Questo bene potrebbe diventare un male solo se si perderà di vista che l’IA è un mezzo per migliorare la vita, non un fine, non uno strumento di potere, non un dio. A livello tecnologico e normativo ci si è già mossi per iniziare a delimitare il campo e marcare la differenza tra ciò che nasce dal lavoro e dall’intelletto umani (ben supportati dai mezzi digitali) e ciò che è frutto di operazioni algoritmiche e automatizzate, proprie del funzionamento del deep learning.
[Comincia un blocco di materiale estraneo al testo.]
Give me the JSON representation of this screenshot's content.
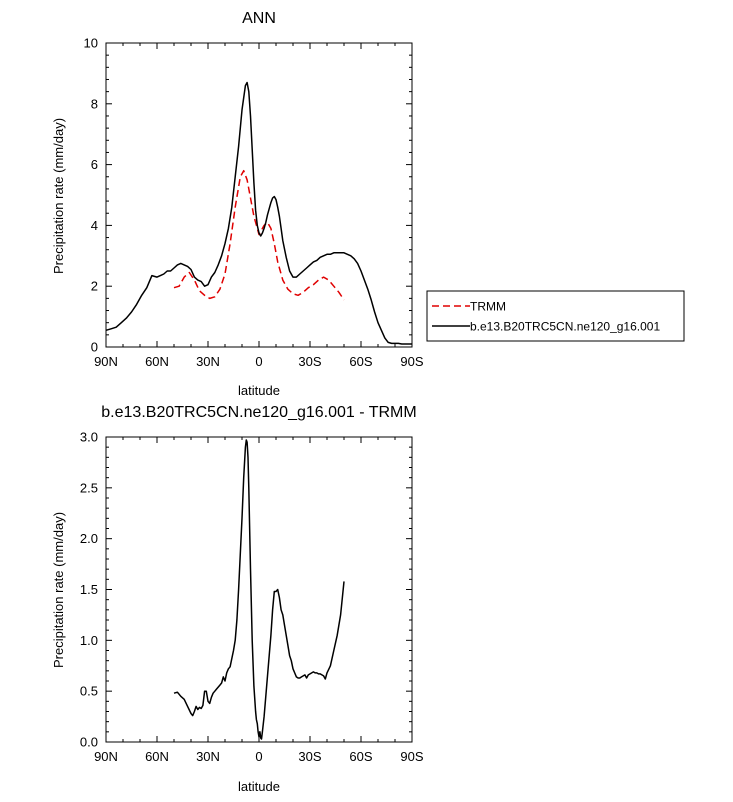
{
  "chart_data": [
    {
      "type": "line",
      "title": "ANN",
      "xlabel": "latitude",
      "ylabel": "Precipitation rate (mm/day)",
      "xlim": [
        90,
        -90
      ],
      "ylim": [
        0,
        10
      ],
      "xticks": [
        90,
        60,
        30,
        0,
        -30,
        -60,
        -90
      ],
      "xtick_labels": [
        "90N",
        "60N",
        "30N",
        "0",
        "30S",
        "60S",
        "90S"
      ],
      "yticks": [
        0,
        2,
        4,
        6,
        8,
        10
      ],
      "ytick_labels": [
        "0",
        "2",
        "4",
        "6",
        "8",
        "10"
      ],
      "legend": "right",
      "series": [
        {
          "name": "TRMM",
          "color": "#e00000",
          "dash": "dashed",
          "x": [
            50,
            47,
            44,
            41,
            38,
            35,
            32,
            29,
            26,
            23,
            20,
            17,
            14,
            11,
            9,
            7,
            5,
            3,
            1,
            0,
            -1,
            -3,
            -5,
            -7,
            -9,
            -11,
            -14,
            -17,
            -20,
            -23,
            -26,
            -29,
            -32,
            -35,
            -38,
            -41,
            -44,
            -47,
            -50
          ],
          "y": [
            1.95,
            2.0,
            2.3,
            2.45,
            2.2,
            1.85,
            1.7,
            1.6,
            1.65,
            1.9,
            2.4,
            3.4,
            4.6,
            5.6,
            5.8,
            5.5,
            4.9,
            4.3,
            3.9,
            3.7,
            3.8,
            4.0,
            4.1,
            3.9,
            3.4,
            2.8,
            2.2,
            1.9,
            1.75,
            1.7,
            1.8,
            1.95,
            2.05,
            2.2,
            2.3,
            2.2,
            2.0,
            1.8,
            1.55
          ]
        },
        {
          "name": "b.e13.B20TRC5CN.ne120_g16.001",
          "color": "#000000",
          "dash": "solid",
          "x": [
            90,
            87,
            84,
            81,
            78,
            75,
            72,
            69,
            66,
            63,
            60,
            58,
            56,
            54,
            52,
            50,
            48,
            46,
            44,
            42,
            40,
            38,
            36,
            34,
            32,
            30,
            28,
            26,
            24,
            22,
            20,
            18,
            16,
            14,
            12,
            10,
            8,
            7,
            6,
            5,
            4,
            3,
            2,
            1,
            0,
            -1,
            -2,
            -3,
            -4,
            -5,
            -6,
            -7,
            -8,
            -9,
            -10,
            -11,
            -12,
            -13,
            -14,
            -16,
            -18,
            -20,
            -22,
            -24,
            -26,
            -28,
            -30,
            -32,
            -34,
            -36,
            -38,
            -40,
            -42,
            -44,
            -46,
            -48,
            -50,
            -52,
            -54,
            -56,
            -58,
            -60,
            -62,
            -64,
            -66,
            -68,
            -70,
            -72,
            -74,
            -76,
            -78,
            -80,
            -82,
            -84,
            -86,
            -88,
            -90
          ],
          "y": [
            0.55,
            0.6,
            0.65,
            0.8,
            0.95,
            1.15,
            1.4,
            1.7,
            1.95,
            2.35,
            2.3,
            2.35,
            2.4,
            2.5,
            2.5,
            2.6,
            2.7,
            2.75,
            2.7,
            2.65,
            2.55,
            2.3,
            2.2,
            2.15,
            2.0,
            2.05,
            2.3,
            2.45,
            2.7,
            3.0,
            3.4,
            3.9,
            4.6,
            5.6,
            6.6,
            7.8,
            8.6,
            8.7,
            8.4,
            7.6,
            6.5,
            5.4,
            4.5,
            4.0,
            3.75,
            3.65,
            3.75,
            3.9,
            4.1,
            4.35,
            4.55,
            4.75,
            4.9,
            4.95,
            4.85,
            4.6,
            4.3,
            3.9,
            3.5,
            2.95,
            2.5,
            2.3,
            2.3,
            2.4,
            2.5,
            2.6,
            2.7,
            2.8,
            2.85,
            2.95,
            3.0,
            3.05,
            3.05,
            3.1,
            3.1,
            3.1,
            3.1,
            3.05,
            3.0,
            2.9,
            2.75,
            2.5,
            2.2,
            1.9,
            1.55,
            1.15,
            0.8,
            0.55,
            0.3,
            0.15,
            0.12,
            0.12,
            0.12,
            0.1,
            0.1,
            0.1,
            0.1
          ]
        }
      ]
    },
    {
      "type": "line",
      "title": "b.e13.B20TRC5CN.ne120_g16.001 - TRMM",
      "xlabel": "latitude",
      "ylabel": "Precipitation rate (mm/day)",
      "xlim": [
        90,
        -90
      ],
      "ylim": [
        0,
        3
      ],
      "xticks": [
        90,
        60,
        30,
        0,
        -30,
        -60,
        -90
      ],
      "xtick_labels": [
        "90N",
        "60N",
        "30N",
        "0",
        "30S",
        "60S",
        "90S"
      ],
      "yticks": [
        0,
        0.5,
        1,
        1.5,
        2,
        2.5,
        3
      ],
      "ytick_labels": [
        "0.0",
        "0.5",
        "1.0",
        "1.5",
        "2.0",
        "2.5",
        "3.0"
      ],
      "series": [
        {
          "color": "#000000",
          "dash": "solid",
          "x": [
            50,
            48,
            46,
            44,
            42,
            40,
            39,
            38,
            37,
            36,
            35,
            34,
            33,
            32,
            31,
            30,
            29,
            28,
            27,
            26,
            25,
            24,
            23,
            22,
            21,
            20,
            19,
            18,
            17,
            16,
            15,
            14,
            13,
            12,
            11,
            10,
            9,
            8,
            7.5,
            7,
            6.5,
            6,
            5,
            4,
            3,
            2,
            1.5,
            1,
            0.5,
            0,
            -0.5,
            -1,
            -1.5,
            -2,
            -3,
            -4,
            -5,
            -6,
            -7,
            -8,
            -9,
            -10,
            -11,
            -12,
            -13,
            -14,
            -15,
            -16,
            -17,
            -18,
            -19,
            -20,
            -21,
            -22,
            -23,
            -24,
            -25,
            -26,
            -27,
            -28,
            -29,
            -30,
            -31,
            -32,
            -33,
            -34,
            -35,
            -36,
            -37,
            -38,
            -39,
            -40,
            -42,
            -44,
            -46,
            -48,
            -50
          ],
          "y": [
            0.48,
            0.49,
            0.45,
            0.42,
            0.35,
            0.28,
            0.26,
            0.3,
            0.35,
            0.32,
            0.34,
            0.33,
            0.36,
            0.5,
            0.5,
            0.4,
            0.38,
            0.44,
            0.48,
            0.5,
            0.52,
            0.54,
            0.56,
            0.58,
            0.64,
            0.6,
            0.68,
            0.72,
            0.74,
            0.82,
            0.9,
            1.0,
            1.2,
            1.5,
            1.85,
            2.2,
            2.6,
            2.9,
            2.97,
            2.95,
            2.8,
            2.5,
            1.7,
            1.0,
            0.55,
            0.3,
            0.22,
            0.18,
            0.1,
            0.05,
            0.1,
            0.04,
            0.03,
            0.1,
            0.25,
            0.45,
            0.65,
            0.85,
            1.05,
            1.3,
            1.48,
            1.48,
            1.5,
            1.42,
            1.3,
            1.25,
            1.15,
            1.05,
            0.95,
            0.85,
            0.8,
            0.72,
            0.68,
            0.64,
            0.63,
            0.63,
            0.64,
            0.65,
            0.66,
            0.63,
            0.66,
            0.67,
            0.68,
            0.69,
            0.68,
            0.68,
            0.67,
            0.67,
            0.66,
            0.65,
            0.62,
            0.68,
            0.75,
            0.9,
            1.05,
            1.25,
            1.58
          ]
        }
      ]
    }
  ]
}
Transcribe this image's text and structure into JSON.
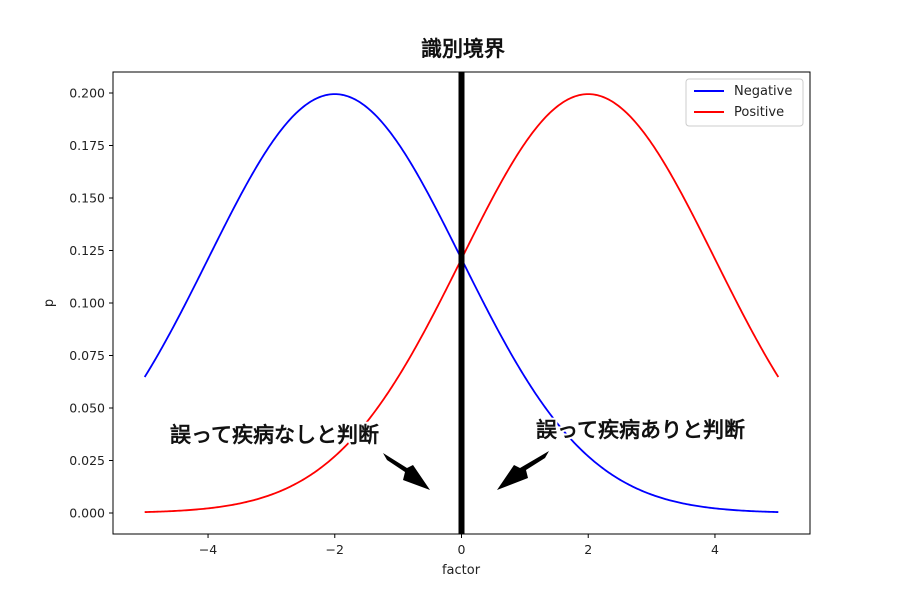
{
  "chart_data": {
    "type": "line",
    "title": "識別境界",
    "xlabel": "factor",
    "ylabel": "p",
    "xlim": [
      -5.5,
      5.5
    ],
    "ylim": [
      -0.01,
      0.21
    ],
    "x_ticks": [
      -4,
      -2,
      0,
      2,
      4
    ],
    "x_tick_labels": [
      "−4",
      "−2",
      "0",
      "2",
      "4"
    ],
    "y_ticks": [
      0.0,
      0.025,
      0.05,
      0.075,
      0.1,
      0.125,
      0.15,
      0.175,
      0.2
    ],
    "y_tick_labels": [
      "0.000",
      "0.025",
      "0.050",
      "0.075",
      "0.100",
      "0.125",
      "0.150",
      "0.175",
      "0.200"
    ],
    "grid": false,
    "legend_position": "top-right",
    "series": [
      {
        "name": "Negative",
        "color": "#0000ff",
        "distribution": "normal",
        "mean": -2,
        "sd": 2,
        "x_range": [
          -5,
          5
        ]
      },
      {
        "name": "Positive",
        "color": "#ff0000",
        "distribution": "normal",
        "mean": 2,
        "sd": 2,
        "x_range": [
          -5,
          5
        ]
      }
    ],
    "boundary": {
      "x": 0,
      "color": "#000000"
    },
    "annotations": [
      {
        "text": "誤って疾病なしと判断",
        "target": [
          -0.5,
          0.01
        ]
      },
      {
        "text": "誤って疾病ありと判断",
        "target": [
          0.5,
          0.01
        ]
      }
    ]
  }
}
In questa direzione va la normativa della Comunità Europea sul tema, approvata lo scorso dicembre e che rappresenta la prima azione legislativa di questo genere al mondo.

Leica, in collaborazione con protagonisti dei media mondiali come Adobe, New York Times, France Press, BBC e altri, ha creato la prima fotocamera per fotogiornalismo (la M11-P) che permette di scattare foto con una crittografia che le certifica come originali, per contrastare il dilagare delle fake news per immagini, come accade in tanti casi relativi alla guerra a Gaza, creati per aumentare la disinformazione e l’odio di parte. Sony, Canon e Nikon, altri tre colossi della fotografia, hanno già dichiarato di volersi adeguare a Leica anche nei loro prodotti.

Due esempi importanti che dicono l'urgenza del problema. Tuttavia leggi e soluzioni tecnologiche, per quanto utili, possono arginare, contrastare e limitare solo parzialmente gli utilizzi scorretti, dannosi, pericolosi di un potere come quello dell’IA.

E’ necessario dunque creare una consapevolezza diffusa, educare, fornire insegnamenti pratici a partire dalle generazioni più giovani, per far sì che un uso cosciente, sostenibile e creativo dell’IA divenga innanzi tutto patrimonio  personale di cittadini e cittadine che,  a partire dalle pratiche personali quotidiane, esprimano un’opinione pubblica che esiga comportamenti corretti, ecologici, da parte di chi produce, gestisce e diffonde le tecnologie e i contenuti dell’IA.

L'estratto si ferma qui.